The results demonstrate that natural rubber has driven several million hectares of forest loss in Southeast Asia since the early 1990s, contradicting prevailing model-based assessments that have minimized rubber’s role relative to other commodities. By directly linking mapped rubber plantations to prior forest loss using satellite time series and a conservative first-break approach, the study provides spatially explicit evidence of the scale, timing, and geography of rubber-related deforestation. This addresses the core research need for accurate, commodity-specific deforestation mapping to inform policy, compliance monitoring, and supply-chain risk assessments. The findings imply that earlier models underestimate rubber’s impact, likely due to limitations of national statistics, displacement effects (e.g., oil palm moving into traditional rubber areas with compensatory rubber expansion elsewhere), and unattributed deforestation in land balance frameworks. Policy implications include strong support for the inclusion of rubber in deforestation regulations (e.g., EU Deforestation Regulation) and the necessity for high-resolution monitoring to enforce legal and voluntary zero-deforestation commitments. Comparisons with other commodities suggest rubber’s deforestation footprint exceeds that of coffee and cocoa (contrary to some previous assumptions) but remains below oil palm, albeit by a smaller factor (approximately 2.5–4) than previously claimed. Challenges remain around supply-chain traceability and ensuring smallholders—who produce about 85% of natural rubber—are not disproportionately burdened, but the concentration of rubber consumption in a few tire manufacturers and existing initiatives (GPSNR, FSC group certification) present opportunities for improved governance and support.

Conclusion

This study delivers the first Southeast Asia-wide, high-resolution maps of rubber plantations and associated deforestation back to the early 1990s, revealing at least 4.1 million ha of rubber-driven forest loss—several times higher than model-based estimates commonly used in policymaking. With more than 1 million ha of rubber in Key Biodiversity Areas and continued forest conversion after 2000, rubber’s environmental impacts are substantial and ongoing. The work underscores the necessity of using spatially explicit, remotely sensed evidence to guide regulation, corporate commitments, and conservation priorities. Future research should: expand coverage beyond Southeast Asia to regions with recent rubber growth (e.g., West and Central Africa); integrate plantation age, rotation, and land-use history to refine attribution; improve detection in cloudy equatorial zones and for younger, agroforestry, or diseased stands; and link spatial deforestation patterns to supply chains to enable traceable, verifiable compliance and targeted interventions that safeguard smallholder livelihoods.

Limitations
  • Conservative scope and baseline: Deforestation was assessed only for areas mapped as rubber in 2021; earlier conversions to rubber that were subsequently replaced by other land uses are missed. Using the first detectable deforestation event since ≈1993 minimizes counting plantation rotations but excludes rotations after that first event. The NBR >0.6 threshold likely underestimates deforestation in drier or fire-prone areas; removing it increases totals substantially.

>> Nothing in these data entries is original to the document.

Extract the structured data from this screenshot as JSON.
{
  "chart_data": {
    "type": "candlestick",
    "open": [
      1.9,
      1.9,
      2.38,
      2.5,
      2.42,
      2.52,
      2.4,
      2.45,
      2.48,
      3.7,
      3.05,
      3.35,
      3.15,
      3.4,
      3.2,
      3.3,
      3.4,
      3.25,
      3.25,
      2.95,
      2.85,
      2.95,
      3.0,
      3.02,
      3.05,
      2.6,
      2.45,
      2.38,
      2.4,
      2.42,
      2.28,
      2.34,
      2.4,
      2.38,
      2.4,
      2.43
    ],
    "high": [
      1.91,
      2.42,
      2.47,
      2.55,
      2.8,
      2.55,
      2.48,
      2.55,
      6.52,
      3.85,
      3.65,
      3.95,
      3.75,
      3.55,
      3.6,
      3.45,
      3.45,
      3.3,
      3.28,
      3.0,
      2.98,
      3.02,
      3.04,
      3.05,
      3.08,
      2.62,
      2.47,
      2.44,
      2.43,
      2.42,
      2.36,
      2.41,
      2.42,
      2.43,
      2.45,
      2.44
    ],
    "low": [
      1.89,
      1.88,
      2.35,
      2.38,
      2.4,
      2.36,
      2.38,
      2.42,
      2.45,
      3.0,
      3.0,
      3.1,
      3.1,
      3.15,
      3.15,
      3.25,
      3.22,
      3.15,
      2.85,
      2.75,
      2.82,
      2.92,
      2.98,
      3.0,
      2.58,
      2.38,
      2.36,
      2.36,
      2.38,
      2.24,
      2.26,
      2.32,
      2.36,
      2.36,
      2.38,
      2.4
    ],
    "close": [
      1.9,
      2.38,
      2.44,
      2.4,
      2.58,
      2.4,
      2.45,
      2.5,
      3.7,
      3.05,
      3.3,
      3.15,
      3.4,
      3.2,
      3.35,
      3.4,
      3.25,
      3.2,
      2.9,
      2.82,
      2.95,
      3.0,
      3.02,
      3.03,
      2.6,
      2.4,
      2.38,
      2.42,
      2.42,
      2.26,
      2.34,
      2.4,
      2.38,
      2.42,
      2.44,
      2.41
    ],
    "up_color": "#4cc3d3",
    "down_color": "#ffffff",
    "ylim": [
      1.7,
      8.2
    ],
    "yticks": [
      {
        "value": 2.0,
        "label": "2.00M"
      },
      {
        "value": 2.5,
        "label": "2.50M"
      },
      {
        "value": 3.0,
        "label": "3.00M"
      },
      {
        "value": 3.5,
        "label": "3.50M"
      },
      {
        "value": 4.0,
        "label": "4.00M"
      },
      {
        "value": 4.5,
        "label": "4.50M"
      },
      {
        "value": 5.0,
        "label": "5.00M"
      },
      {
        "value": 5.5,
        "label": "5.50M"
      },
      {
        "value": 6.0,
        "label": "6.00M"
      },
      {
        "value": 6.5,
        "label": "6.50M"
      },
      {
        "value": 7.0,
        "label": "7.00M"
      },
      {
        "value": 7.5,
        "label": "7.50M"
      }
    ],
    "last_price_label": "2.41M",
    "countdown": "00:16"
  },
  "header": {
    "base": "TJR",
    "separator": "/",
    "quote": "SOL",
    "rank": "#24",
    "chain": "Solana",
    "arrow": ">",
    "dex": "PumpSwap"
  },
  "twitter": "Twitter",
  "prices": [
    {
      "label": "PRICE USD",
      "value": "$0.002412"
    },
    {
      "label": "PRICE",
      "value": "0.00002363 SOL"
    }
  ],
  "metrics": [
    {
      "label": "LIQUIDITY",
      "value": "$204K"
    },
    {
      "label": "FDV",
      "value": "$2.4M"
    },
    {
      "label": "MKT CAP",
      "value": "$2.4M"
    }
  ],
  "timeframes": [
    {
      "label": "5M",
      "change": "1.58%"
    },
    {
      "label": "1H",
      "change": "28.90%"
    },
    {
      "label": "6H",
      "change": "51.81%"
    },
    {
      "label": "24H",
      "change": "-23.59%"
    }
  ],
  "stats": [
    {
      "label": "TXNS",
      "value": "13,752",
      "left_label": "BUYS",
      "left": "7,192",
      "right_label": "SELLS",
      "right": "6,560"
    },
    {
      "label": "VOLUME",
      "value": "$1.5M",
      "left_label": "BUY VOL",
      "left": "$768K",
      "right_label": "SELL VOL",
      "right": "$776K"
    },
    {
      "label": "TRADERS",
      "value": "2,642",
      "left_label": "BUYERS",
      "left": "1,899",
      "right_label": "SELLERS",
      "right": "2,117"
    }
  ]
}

  • Detection constraints: Only mature rubber (>~5 years) was mapped; younger plantations, agroforestry/jungle rubber with subdominant canopy, and diseased or atypically defoliating stands are prone to omission. ESA WorldCover tree cover mask may exclude some rubber if tree cover was misclassified.

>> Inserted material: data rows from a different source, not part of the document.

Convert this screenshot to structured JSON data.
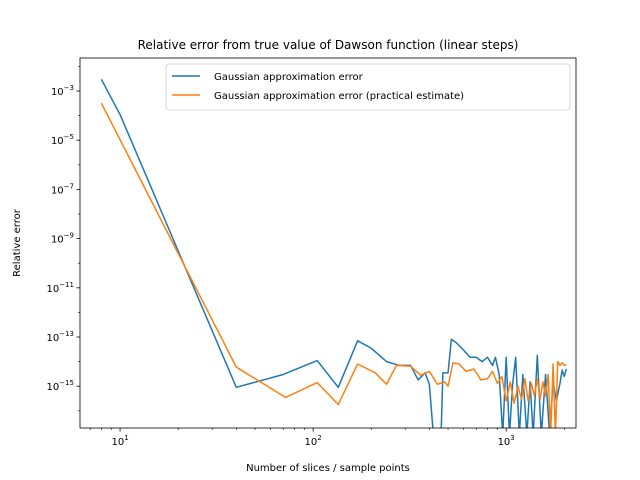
{
  "chart_data": {
    "type": "line",
    "title": "Relative error from true value of Dawson function (linear steps)",
    "xlabel": "Number of slices / sample points",
    "ylabel": "Relative error",
    "xscale": "log",
    "yscale": "log",
    "xlim": [
      6.2,
      2300
    ],
    "ylim": [
      2e-17,
      0.022
    ],
    "grid": false,
    "legend_position": "top-right",
    "x_ticks": [
      {
        "value": 10,
        "base": "10",
        "exp": "1"
      },
      {
        "value": 100,
        "base": "10",
        "exp": "2"
      },
      {
        "value": 1000,
        "base": "10",
        "exp": "3"
      }
    ],
    "y_ticks": [
      {
        "value": 0.001,
        "base": "10",
        "exp": "−3"
      },
      {
        "value": 1e-05,
        "base": "10",
        "exp": "−5"
      },
      {
        "value": 1e-07,
        "base": "10",
        "exp": "−7"
      },
      {
        "value": 1e-09,
        "base": "10",
        "exp": "−9"
      },
      {
        "value": 1e-11,
        "base": "10",
        "exp": "−11"
      },
      {
        "value": 1e-13,
        "base": "10",
        "exp": "−13"
      },
      {
        "value": 1e-15,
        "base": "10",
        "exp": "−15"
      }
    ],
    "series": [
      {
        "name": "Gaussian approximation error",
        "color": "#1f77b4",
        "points": [
          [
            8,
            0.003
          ],
          [
            10,
            0.00011
          ],
          [
            40,
            9e-16
          ],
          [
            70,
            3e-15
          ],
          [
            105,
            1.1e-14
          ],
          [
            135,
            9e-16
          ],
          [
            170,
            7e-14
          ],
          [
            200,
            3.5e-14
          ],
          [
            240,
            1e-14
          ],
          [
            280,
            7e-15
          ],
          [
            320,
            7e-15
          ],
          [
            350,
            1.8e-15
          ],
          [
            380,
            3.5e-15
          ],
          [
            400,
            1.2e-15
          ],
          [
            420,
            1e-17
          ],
          [
            460,
            1e-17
          ],
          [
            470,
            3.5e-15
          ],
          [
            500,
            3.5e-15
          ],
          [
            520,
            8e-14
          ],
          [
            550,
            6e-14
          ],
          [
            600,
            3e-14
          ],
          [
            650,
            1.5e-14
          ],
          [
            700,
            1.5e-14
          ],
          [
            750,
            1e-14
          ],
          [
            800,
            1.5e-14
          ],
          [
            850,
            7e-15
          ],
          [
            880,
            1.5e-14
          ],
          [
            920,
            3e-15
          ],
          [
            960,
            1e-17
          ],
          [
            1000,
            1.5e-14
          ],
          [
            1040,
            1e-17
          ],
          [
            1080,
            1.2e-15
          ],
          [
            1120,
            1.5e-14
          ],
          [
            1170,
            1e-17
          ],
          [
            1220,
            3e-15
          ],
          [
            1280,
            1e-17
          ],
          [
            1330,
            1.5e-15
          ],
          [
            1380,
            1e-17
          ],
          [
            1450,
            1.8e-14
          ],
          [
            1520,
            1e-17
          ],
          [
            1600,
            3e-15
          ],
          [
            1680,
            1e-17
          ],
          [
            1750,
            1.5e-15
          ],
          [
            1820,
            2.5e-16
          ],
          [
            1900,
            1.3e-15
          ],
          [
            1950,
            4.5e-15
          ],
          [
            2000,
            2.5e-15
          ],
          [
            2050,
            5e-15
          ]
        ]
      },
      {
        "name": "Gaussian approximation error (practical estimate)",
        "color": "#ff7f0e",
        "points": [
          [
            8,
            0.00032
          ],
          [
            40,
            6e-15
          ],
          [
            72,
            3.5e-16
          ],
          [
            105,
            1.4e-15
          ],
          [
            135,
            1.8e-16
          ],
          [
            170,
            8e-15
          ],
          [
            210,
            3.5e-15
          ],
          [
            240,
            1.2e-15
          ],
          [
            270,
            7e-15
          ],
          [
            320,
            6.5e-15
          ],
          [
            360,
            2.8e-15
          ],
          [
            400,
            4e-15
          ],
          [
            440,
            1.2e-15
          ],
          [
            480,
            1.5e-15
          ],
          [
            500,
            1e-15
          ],
          [
            530,
            9e-15
          ],
          [
            570,
            8e-15
          ],
          [
            620,
            4e-15
          ],
          [
            680,
            5e-15
          ],
          [
            740,
            1.8e-15
          ],
          [
            800,
            2e-15
          ],
          [
            850,
            4e-15
          ],
          [
            900,
            1.3e-15
          ],
          [
            950,
            2.5e-15
          ],
          [
            1000,
            2.5e-16
          ],
          [
            1050,
            1.5e-15
          ],
          [
            1100,
            2e-16
          ],
          [
            1150,
            1e-15
          ],
          [
            1200,
            3e-16
          ],
          [
            1250,
            2e-15
          ],
          [
            1300,
            2.5e-16
          ],
          [
            1350,
            1.3e-15
          ],
          [
            1400,
            4e-16
          ],
          [
            1450,
            2e-15
          ],
          [
            1500,
            3e-16
          ],
          [
            1550,
            1.5e-15
          ],
          [
            1600,
            4e-16
          ],
          [
            1650,
            3e-15
          ],
          [
            1700,
            1e-17
          ],
          [
            1750,
            8e-15
          ],
          [
            1800,
            1e-17
          ],
          [
            1850,
            1e-14
          ],
          [
            1900,
            7e-15
          ],
          [
            1950,
            9e-15
          ],
          [
            2000,
            7e-15
          ],
          [
            2050,
            7.5e-15
          ]
        ]
      }
    ]
  }
}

  • Regional heterogeneity and cloud cover: Insular Southeast Asia has weak seasonality and persistent clouds, reducing phenological signal and data availability; omission errors and uncertainty are higher there. About 7–10% of Indonesia/Malaysia lacked clear Sentinel-2 images in parts of the period.
  • Attribution ambiguity: Some deforestation detected before rubber establishment may have initially been for other land uses (e.g., industrial forestry) before conversion to rubber, particularly in areas of recent expansion at climatic margins.
  • Accuracy and area estimation: Although overall accuracies are high, area-weighted producer’s accuracy for rubber is lower due to class imbalance; sample-based estimates provide uncertainty bounds but residual errors remain.